On arriving at St. Giles’s Hospital, and making my business known, I was taken at once to the accident ward, to the bedside of the man in question. He lay absolutely still, his eyelids closed, and only a very faint movement of the chest showed that he still breathed. A doctor stood by the bed, his fingers on the Chinaman’s pulse.
“He’s almost gone,” he whispered to me. “You know him, eh?”
I shook my head.
“I’ve never seen him before.”
“Then what was he doing with your name and address in his pocket? You are Captain Hastings, aren’t you?”
“Yes, but I can’t explain it any more than you can.”
“Curious thing. From his papers he seems to have been the servant of a man called Ingles—a retired Civil Servant. Ah, you know him, do you?” he added quickly, as I started at the name.
Ingles’s servant! Then I had seen him before. Not that I had ever succeeded in being able to distinguish one Chinaman from another. He must have been with Ingles on his way to China, and after the catastrophe he had returned to England with a message, possibly, for me. It was vital, imperative that I should hear the message.

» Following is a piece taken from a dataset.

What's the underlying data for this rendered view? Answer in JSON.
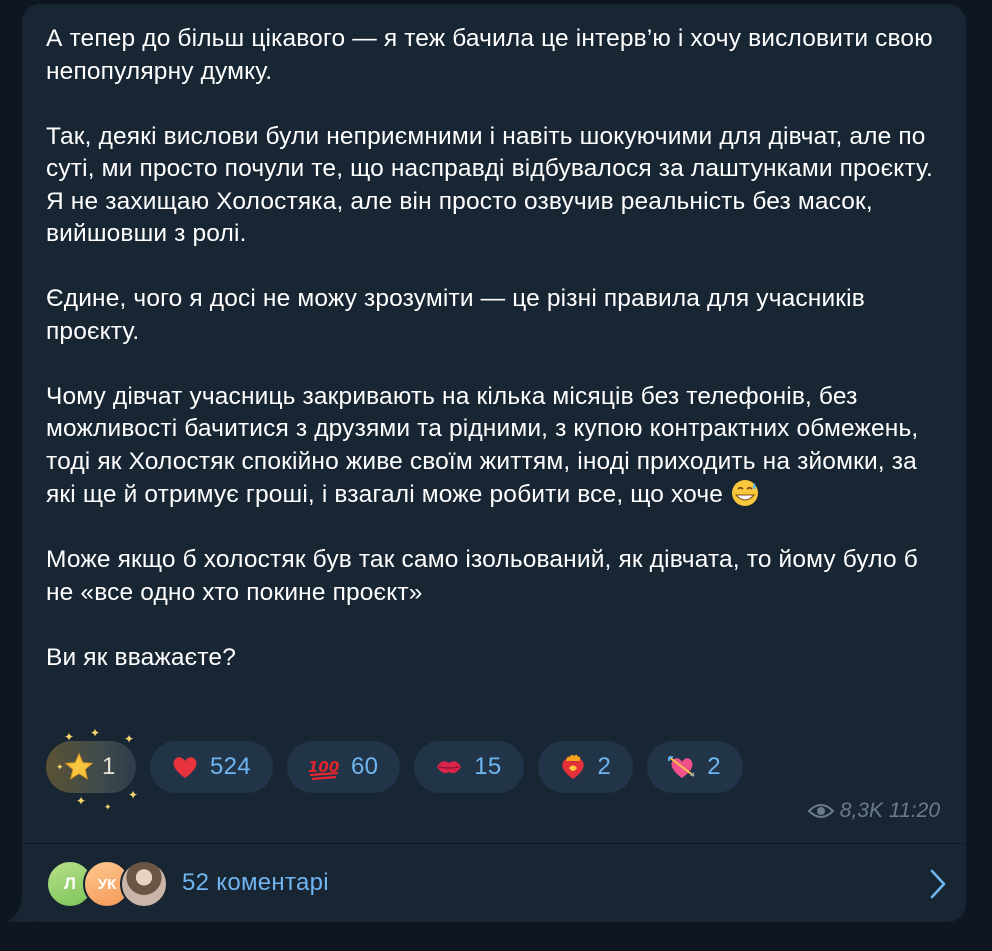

“Is he conscious?” I asked. “Can he speak? Mr. Ingles was an old friend of mine, and I think it possible that this poor fellow has brought me a message from him. Mr. Ingles is believed to have gone overboard about ten days ago.”
“He’s just conscious, but I doubt if he has the force to speak. He lost a terrible lot of blood, you know. I can administer a stimulant, of course, but we’ve already done all that is possible in that direction.”
Nevertheless, he administered a hypodermic injection, and I stayed by the bed, hoping against hope for a word—a sign—that might be of the utmost value to me in my work. But the minutes sped on and no sign came.
And suddenly a baleful idea shot across my mind. Was I not already falling into the trap? Suppose that this Chinaman had merely assumed the part of Ingles’s servant, that he was in reality an agent of the Big Four? Had I not once read that certain Chinese priests were capable of simulating death? Or, to go further still, Li Chang Yen might command a little band of fanatics who would welcome death itself if it came at the command of their master. I must be on my guard.
Even as these thoughts flashed across my mind, the man in the bed stirred. His eyes opened. He murmured something incoherently. Then I saw his glance fasten upon me. He made no sign of recognition, but I was at once aware that he was trying to speak to me. Be he friend or foe, I must hear what he had to say.